Tamara Broderick, Electrical Engineering and Computer Science and Computer Science and Artificial Intelligence Laboratory (CSAIL)
In Song Kim, Political Science
The central goal of this project was to identify hidden economic and societal forces in international trade by developing scalable machine learning algorithms for the probabilistic inference of massive amounts of trade data. Probabilistic inference can establish the complex models required for these analyses, but in practice is often slow to run. Broderick and Kim used computational-statistical trade-offs to obtain the necessary run-time gains to make these analyses more practical.
Daron Acemoglu, Economics
Munther Dahleh, IDSS and Electrical Engineering and Computer Science
Acemoglu and Dahleh studied the relationship between financial network structures and bank failures. They were interested in better understanding how interbank linkages affect the transmission of adverse shocks in a banking system and how they shape the nature of economic fluctuations. They processed and collected data from a historical dataset of the United States banking system from the 19th century to produce an empirical model that tests whether there is a relationship between a bank's performance and the performance of banks to which it is connected.
2016-2017
Jinhua Zhao, Urban Studies and Planning
Nigel Wilson, Civil and Environmental Engineering
Zhao and Wilson examined the social aspects of the mobility sharing system. They developed matching algorithms to adhere to both transportation network optimization and the individuals’ preferences, or lack of preferences, for human interactions. The research ultimately provides insights into how policies should be crafted to acknowledge travelers’ preferences while setting boundaries against potential discriminatory behavior.
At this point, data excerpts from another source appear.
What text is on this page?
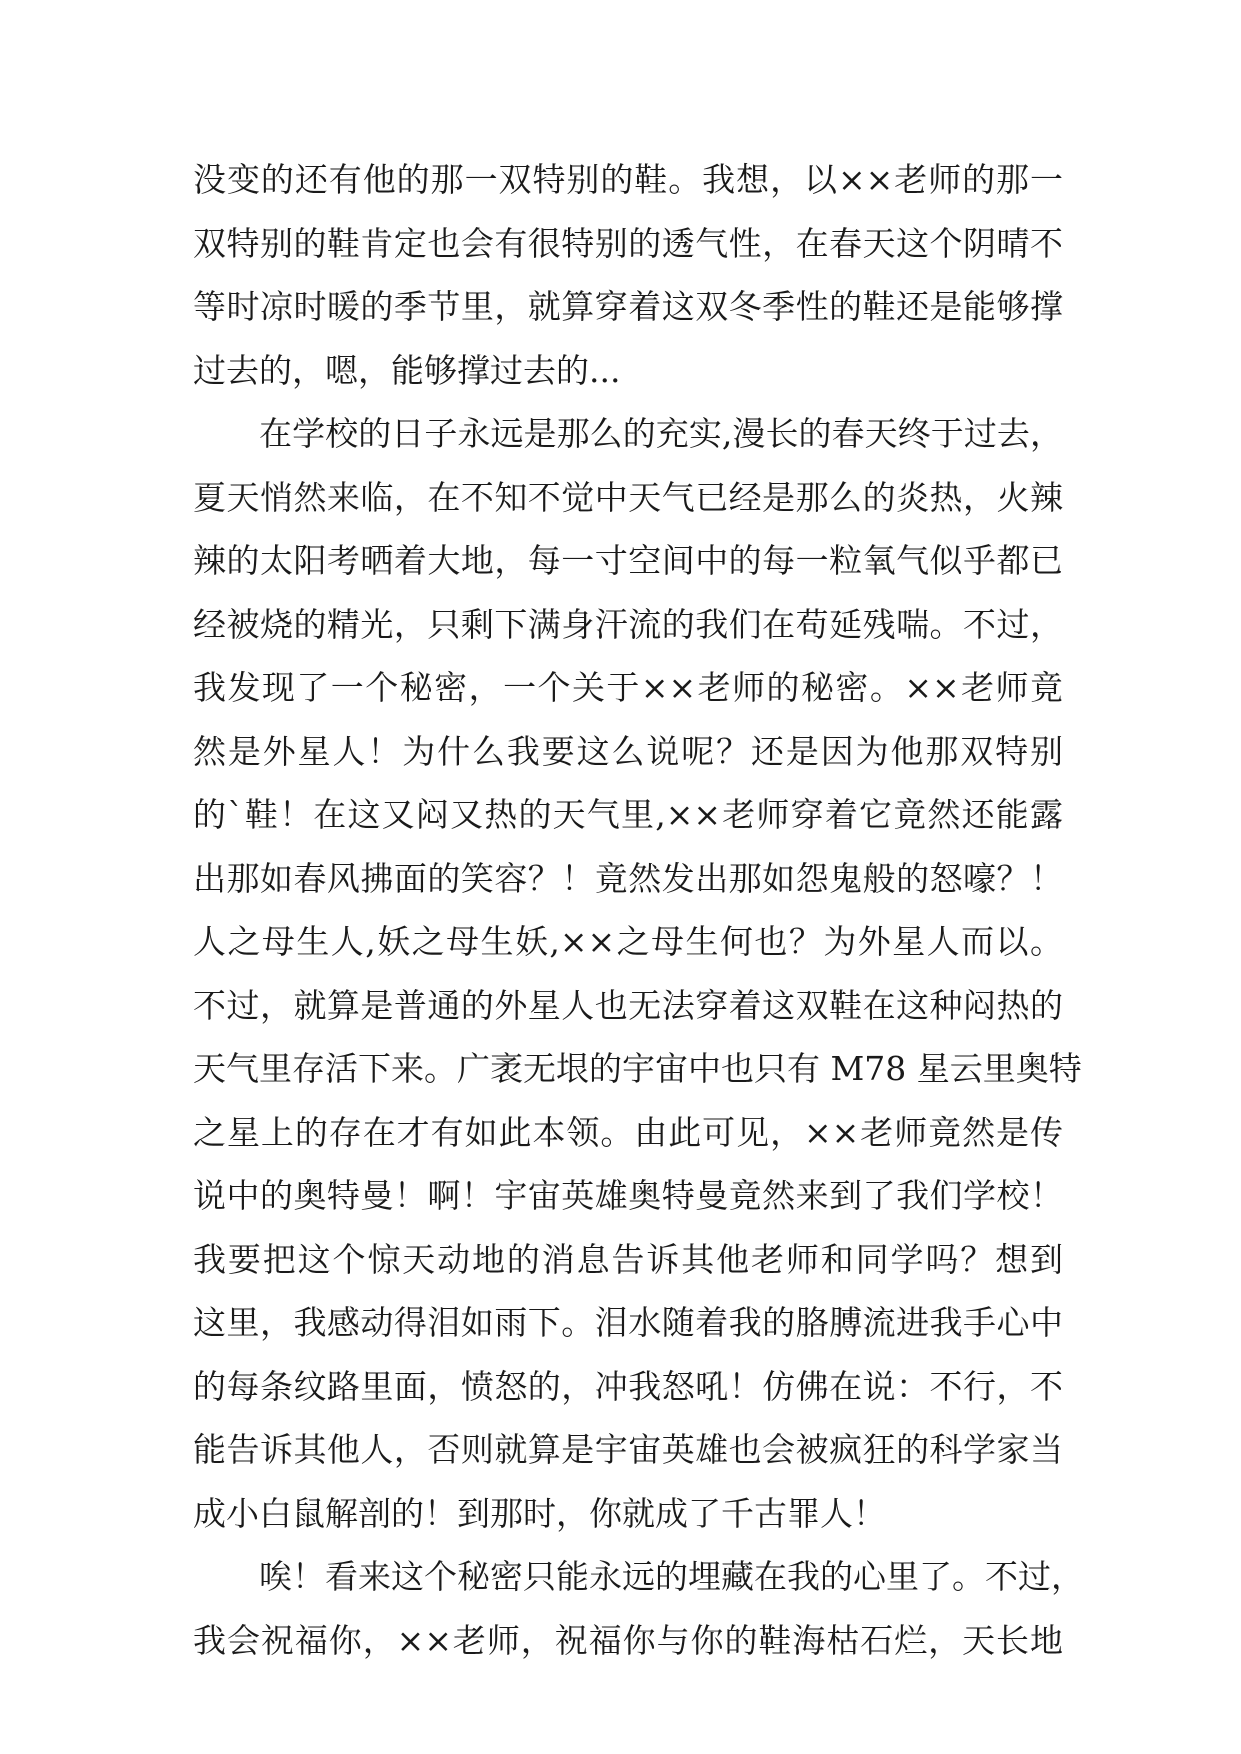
没变的还有他的那一双特别的鞋。我想，以××老师的那一
双特别的鞋肯定也会有很特别的透气性，在春天这个阴晴不
等时凉时暖的季节里，就算穿着这双冬季性的鞋还是能够撑
过去的，嗯，能够撑过去的...
在学校的日子永远是那么的充实,漫长的春天终于过去，
夏天悄然来临，在不知不觉中天气已经是那么的炎热，火辣
辣的太阳考晒着大地，每一寸空间中的每一粒氧气似乎都已
经被烧的精光，只剩下满身汗流的我们在苟延残喘。不过，
我发现了一个秘密，一个关于××老师的秘密。××老师竟
然是外星人！为什么我要这么说呢？还是因为他那双特别
的`鞋！在这又闷又热的天气里,××老师穿着它竟然还能露
出那如春风拂面的笑容？！竟然发出那如怨鬼般的怒嚎？！
人之母生人,妖之母生妖,××之母生何也？为外星人而以。
不过，就算是普通的外星人也无法穿着这双鞋在这种闷热的
天气里存活下来。广袤无垠的宇宙中也只有 M78 星云里奥特
之星上的存在才有如此本领。由此可见，××老师竟然是传
说中的奥特曼！啊！宇宙英雄奥特曼竟然来到了我们学校！
我要把这个惊天动地的消息告诉其他老师和同学吗？想到
这里，我感动得泪如雨下。泪水随着我的胳膊流进我手心中
的每条纹路里面，愤怒的，冲我怒吼！仿佛在说：不行，不
能告诉其他人，否则就算是宇宙英雄也会被疯狂的科学家当
成小白鼠解剖的！到那时，你就成了千古罪人！
唉！看来这个秘密只能永远的埋藏在我的心里了。不过，
我会祝福你，××老师，祝福你与你的鞋海枯石烂，天长地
Noelle Selin, IDSS and Earth, Atmospheric, and Planetary Sciences
Valerie Karplus, Sloan School of Management
Selin and Karplus integrated economic and environmental modeling and empirical social science techniques to study the effects of energy and climate policies in China. The result of the study was that by meeting its greenhouse gas-reduction goals, China would improve its air quality. This would avoid a significant number of deaths due to air pollution. Fewer deaths from air pollution means a benefit for society that can be quantified as a $339 billion savings in 2030.
Mardavij Roozbehani, Laboratory for Information & Decision Systems
Christopher Knittel, Economics
Roozbehani and Knittel studied the design of electricity markets and incentive mechanisms for the integration of renewable resources. Renewable resources pose challenges to electricity markets, include uncertainty, variability, highly correlated contingencies across large geographical areas, and near zero marginal cost. Roozbehani and Knittel addressed these challenges by developing data driven models and drawing from tools and methodologies in economics, game theory, control theory, and energy networks.